Visit the main page
2018 Benchmark Summary
The table below summarizes the results of the 2018 benchmark study. It shows the top-3 tools from each test. Times are in seconds. The tsv-utils tools are in italics. (Except for csv2tsv, tsv-utils tool names start with "tsv-".)
The benchmarks are described in detail in the Comparative Benchmark Study and the 2017 and 2018 comparative benchmark reports. These reports include goals, methodology, test details, caveats, conclusions, etc.
Top three tools in each benchmark
|Numeric Row Filter||Linux||tsv-filter||5.48||mawk||11.31||GNU awk||42.80|
|(4.8 GB, 7M lines)||Mac OS||tsv-filter||3.35||mawk||15.05||GNU awk||24.25|
|Regex Row Filter||Linux||xsv||7.97||tsv-filter||8.80||mawk||17.74|
|(2.7 GB, 14M lines)||Mac OS||xsv||7.03||tsv-filter||8.28||GNU awk||16.47|
|(4.8 GB, 7M lines)||Mac OS||tsv-select||2.93||xsv||7.67||csvtk||11.00|
|Column selection (narrow)||Linux||GNU cut||5.60||tsv-select||8.26||xsv||13.60|
|(1.7 GB, 86M lines)||Mac OS||xsv||9.22||tsv-select||10.18||GNU cut||10.65|
|Join two files||Linux||tsv-join||26.68||xsv||68.02||csvtk||98.51|
|(4.8 GB, 7M lines)||Mac OS||tsv-join||21.78||xsv||60.03||csvtk||82.43|
|Summary statistics||Linux||tsv-summarize||15.78||xsv||44.38||GNU Datamash||48.51|
|(4.8 GB, 7M lines)||Mac OS||tsv-summarize||9.82||xsv||35.32||csvtk||45.92|
|(2.7 GB, 14M lines)||Mac OS||csv2tsv||10.91||xsv||14.38||csvtk||32.49|
Comparative Benchmark Study
Performance is a key motivation for using D rather an interpreted language like Python or Perl. It is also a consideration in choosing between D and C/C++. To gauge D's performance, benchmarks were run comparing eBay's TSV Utilities to a number of similar tools written in other native compiled programming languages. Included were traditional Unix tools as well as several specialized toolkits. Programming languages involved were C, Go, and Rust.
The larger goal was to see how D programs would compare when written in a straightforward style, as if by a team of well qualified programmers in the course of normal development. Attention was giving to choosing good algorithms and identifying poorly performing code constructs, but heroic measures were not used to gain performance. D's standard library was used extensively, without writing custom versions of core algorithms or containers. Unnecessary GC allocation was avoided, but GC was used rather manual memory management. Higher-level I/O primitives were used rather than custom buffer management.
This larger goal was also the motivation for using multiple benchmarks and a variety of tools. Single points of comparison are more likely to be biased (less reliable) due to the differing goals and quality of the specific application.
The study was conducted in March 2017. An update done in April 2018 using the fastest tools from the initial study.

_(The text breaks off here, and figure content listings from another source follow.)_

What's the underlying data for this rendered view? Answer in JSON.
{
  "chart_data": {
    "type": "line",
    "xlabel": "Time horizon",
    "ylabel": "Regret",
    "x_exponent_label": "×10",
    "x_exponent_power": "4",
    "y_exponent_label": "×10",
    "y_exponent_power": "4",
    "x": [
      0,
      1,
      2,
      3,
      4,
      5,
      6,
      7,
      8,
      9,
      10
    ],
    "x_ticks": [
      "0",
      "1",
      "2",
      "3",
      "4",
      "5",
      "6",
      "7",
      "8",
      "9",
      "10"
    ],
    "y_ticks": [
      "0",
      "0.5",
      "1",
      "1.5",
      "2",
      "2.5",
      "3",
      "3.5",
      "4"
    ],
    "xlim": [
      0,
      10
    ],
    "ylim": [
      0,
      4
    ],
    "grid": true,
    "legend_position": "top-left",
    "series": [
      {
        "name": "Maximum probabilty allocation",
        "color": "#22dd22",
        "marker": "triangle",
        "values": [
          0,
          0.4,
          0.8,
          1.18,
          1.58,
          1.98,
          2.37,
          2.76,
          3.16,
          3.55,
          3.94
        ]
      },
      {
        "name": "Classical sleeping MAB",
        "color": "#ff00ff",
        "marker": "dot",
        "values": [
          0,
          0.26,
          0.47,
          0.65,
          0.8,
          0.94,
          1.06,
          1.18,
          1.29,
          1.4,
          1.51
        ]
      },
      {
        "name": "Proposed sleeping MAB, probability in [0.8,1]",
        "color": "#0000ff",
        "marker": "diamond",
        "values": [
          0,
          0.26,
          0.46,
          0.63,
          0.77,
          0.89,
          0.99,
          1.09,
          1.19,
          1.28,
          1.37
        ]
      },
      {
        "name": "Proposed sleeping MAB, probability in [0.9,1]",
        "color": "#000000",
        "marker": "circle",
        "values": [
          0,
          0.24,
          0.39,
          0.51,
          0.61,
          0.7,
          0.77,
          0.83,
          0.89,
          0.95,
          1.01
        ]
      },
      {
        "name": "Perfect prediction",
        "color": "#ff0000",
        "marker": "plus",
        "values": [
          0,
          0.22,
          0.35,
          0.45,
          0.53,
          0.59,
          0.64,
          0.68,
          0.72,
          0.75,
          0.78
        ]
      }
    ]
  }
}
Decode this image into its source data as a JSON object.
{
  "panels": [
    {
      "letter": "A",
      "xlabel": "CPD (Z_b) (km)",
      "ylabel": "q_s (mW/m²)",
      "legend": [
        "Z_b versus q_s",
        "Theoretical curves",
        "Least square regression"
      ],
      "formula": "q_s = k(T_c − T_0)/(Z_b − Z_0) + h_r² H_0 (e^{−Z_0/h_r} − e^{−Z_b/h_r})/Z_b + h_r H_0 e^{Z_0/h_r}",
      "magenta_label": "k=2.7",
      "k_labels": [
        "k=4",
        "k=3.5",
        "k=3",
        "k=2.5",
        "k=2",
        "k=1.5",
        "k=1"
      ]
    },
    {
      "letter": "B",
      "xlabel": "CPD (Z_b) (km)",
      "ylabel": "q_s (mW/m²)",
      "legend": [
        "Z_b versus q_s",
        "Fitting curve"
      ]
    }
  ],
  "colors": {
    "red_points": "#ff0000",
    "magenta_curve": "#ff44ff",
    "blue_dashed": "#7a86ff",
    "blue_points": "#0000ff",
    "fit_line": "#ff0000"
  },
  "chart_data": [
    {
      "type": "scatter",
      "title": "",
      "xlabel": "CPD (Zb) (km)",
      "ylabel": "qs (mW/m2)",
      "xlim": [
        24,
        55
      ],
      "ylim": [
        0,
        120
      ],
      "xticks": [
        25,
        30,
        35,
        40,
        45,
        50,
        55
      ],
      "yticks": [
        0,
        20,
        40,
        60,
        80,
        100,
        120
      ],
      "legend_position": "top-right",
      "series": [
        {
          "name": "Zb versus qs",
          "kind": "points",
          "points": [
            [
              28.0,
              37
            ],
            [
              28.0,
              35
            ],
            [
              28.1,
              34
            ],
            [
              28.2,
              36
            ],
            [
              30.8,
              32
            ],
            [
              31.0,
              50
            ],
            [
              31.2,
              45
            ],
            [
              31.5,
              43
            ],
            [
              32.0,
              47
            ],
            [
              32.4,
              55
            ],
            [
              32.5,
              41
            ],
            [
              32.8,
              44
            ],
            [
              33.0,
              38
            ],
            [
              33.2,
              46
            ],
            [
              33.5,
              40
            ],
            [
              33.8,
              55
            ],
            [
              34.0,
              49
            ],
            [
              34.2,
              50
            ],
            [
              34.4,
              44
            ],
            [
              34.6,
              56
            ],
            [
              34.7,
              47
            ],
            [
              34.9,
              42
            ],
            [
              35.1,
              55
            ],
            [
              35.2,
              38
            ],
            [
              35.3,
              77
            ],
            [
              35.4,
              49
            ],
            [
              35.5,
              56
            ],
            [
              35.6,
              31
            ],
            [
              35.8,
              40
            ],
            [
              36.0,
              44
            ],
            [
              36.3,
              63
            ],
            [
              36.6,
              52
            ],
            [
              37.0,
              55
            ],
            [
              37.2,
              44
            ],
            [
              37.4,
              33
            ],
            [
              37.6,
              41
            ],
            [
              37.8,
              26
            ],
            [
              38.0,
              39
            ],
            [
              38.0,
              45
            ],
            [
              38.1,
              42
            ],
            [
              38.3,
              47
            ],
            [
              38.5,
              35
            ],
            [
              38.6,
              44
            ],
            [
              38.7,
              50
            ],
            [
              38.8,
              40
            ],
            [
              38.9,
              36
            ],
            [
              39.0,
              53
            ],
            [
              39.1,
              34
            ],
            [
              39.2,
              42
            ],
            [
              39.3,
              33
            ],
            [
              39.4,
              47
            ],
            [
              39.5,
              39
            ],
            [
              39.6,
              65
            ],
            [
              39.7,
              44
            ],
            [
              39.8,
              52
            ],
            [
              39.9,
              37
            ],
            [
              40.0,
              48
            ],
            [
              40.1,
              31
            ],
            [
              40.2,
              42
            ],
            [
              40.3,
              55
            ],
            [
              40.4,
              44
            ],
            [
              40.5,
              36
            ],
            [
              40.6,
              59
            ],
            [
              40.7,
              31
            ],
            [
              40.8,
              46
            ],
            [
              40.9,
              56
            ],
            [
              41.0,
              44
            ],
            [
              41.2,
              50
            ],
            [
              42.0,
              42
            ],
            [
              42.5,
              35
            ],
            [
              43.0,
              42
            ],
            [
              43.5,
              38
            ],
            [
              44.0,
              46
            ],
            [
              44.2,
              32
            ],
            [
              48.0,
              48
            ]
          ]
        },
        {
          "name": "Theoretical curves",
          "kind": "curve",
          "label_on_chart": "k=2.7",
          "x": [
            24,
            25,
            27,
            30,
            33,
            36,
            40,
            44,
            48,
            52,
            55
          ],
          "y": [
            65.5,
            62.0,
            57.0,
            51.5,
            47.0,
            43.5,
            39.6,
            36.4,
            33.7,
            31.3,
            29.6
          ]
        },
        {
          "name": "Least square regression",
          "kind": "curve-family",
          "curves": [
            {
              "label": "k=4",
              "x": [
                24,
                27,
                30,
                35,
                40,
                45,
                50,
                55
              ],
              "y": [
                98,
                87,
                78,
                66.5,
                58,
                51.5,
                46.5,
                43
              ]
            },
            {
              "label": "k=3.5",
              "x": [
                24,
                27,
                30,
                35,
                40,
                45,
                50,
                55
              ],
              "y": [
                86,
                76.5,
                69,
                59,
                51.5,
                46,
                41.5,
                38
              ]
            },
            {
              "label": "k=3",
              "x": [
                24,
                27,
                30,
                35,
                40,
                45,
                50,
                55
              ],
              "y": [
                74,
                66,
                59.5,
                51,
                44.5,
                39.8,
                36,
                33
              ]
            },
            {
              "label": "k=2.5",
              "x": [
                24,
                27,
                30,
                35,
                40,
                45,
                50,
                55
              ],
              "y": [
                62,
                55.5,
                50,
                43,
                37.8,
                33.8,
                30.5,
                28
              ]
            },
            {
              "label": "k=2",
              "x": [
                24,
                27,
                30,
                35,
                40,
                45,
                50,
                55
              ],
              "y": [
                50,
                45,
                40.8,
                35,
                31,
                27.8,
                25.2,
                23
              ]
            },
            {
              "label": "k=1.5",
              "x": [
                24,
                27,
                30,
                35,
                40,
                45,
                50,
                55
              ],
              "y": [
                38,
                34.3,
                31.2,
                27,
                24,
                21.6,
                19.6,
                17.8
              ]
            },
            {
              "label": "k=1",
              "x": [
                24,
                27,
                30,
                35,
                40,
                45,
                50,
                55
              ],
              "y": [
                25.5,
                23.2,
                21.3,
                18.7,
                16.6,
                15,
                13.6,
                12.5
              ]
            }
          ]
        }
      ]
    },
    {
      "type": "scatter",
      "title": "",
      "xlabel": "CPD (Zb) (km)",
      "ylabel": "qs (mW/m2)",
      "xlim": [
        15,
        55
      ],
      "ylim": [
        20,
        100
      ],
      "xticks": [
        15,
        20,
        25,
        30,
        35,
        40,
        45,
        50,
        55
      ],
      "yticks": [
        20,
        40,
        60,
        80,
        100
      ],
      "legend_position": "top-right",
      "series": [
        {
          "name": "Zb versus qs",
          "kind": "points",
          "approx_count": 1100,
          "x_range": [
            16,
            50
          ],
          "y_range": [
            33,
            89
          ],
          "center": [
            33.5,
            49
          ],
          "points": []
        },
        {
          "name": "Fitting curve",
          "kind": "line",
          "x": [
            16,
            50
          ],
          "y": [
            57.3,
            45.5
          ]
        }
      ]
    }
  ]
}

The D programs performed extremely well, exceeding the author's expectations. Six benchmarks were used in the 2017 study, the D tools were the fastest on each, often by significant margins. This is impressive given that very little low-level programming was done. In the 2018 update the TSV Utilities were first or second on all benchmarks. The TSV Utilities were faster than in 2017, but several of the other tools had gotten faster as well.
As with most benchmarks, there are caveats. The tools used for comparison are not exact equivalents, and in many cases have different design goals and capabilities likely to impact performance. Tasks performed are highly I/O dependent and follow similar computational patterns, so the results may not transfer to other applications.
Despite limitations of the benchmarks, this is certainly a good result. The benchmarks engage a fair range of programming constructs, and the comparison basis includes nine distinct implementations and several long tenured Unix tools. As a practical matter, performance of the tools has changed the author's personal work habits, as calculations that used to take 15-20 seconds are now instantaneous, and calculations that took minutes often finish in 10 seconds or so.
LTO and PGO studies
In the fall of 2017 eBay's TSV Utilities were used as the basis for studying Link Time Optimization (LTO) and Profile Guided Optimization (PGO). In D, the LLVM versions of these technologies are made available via LDC, the LLVM-based D Compiler.
Both LTO and PGO resulted in significant performance gains. Details are on the LTO and PGO Evaluation page.
Additional information about LTO and PGO can be found on the Building with LTO and PGO page. The slide decks from presentations at Silicon Valley D Meetup (December 2017) and DConf 2018 also contain useful information, including additional references to other resources about LTO and PGO.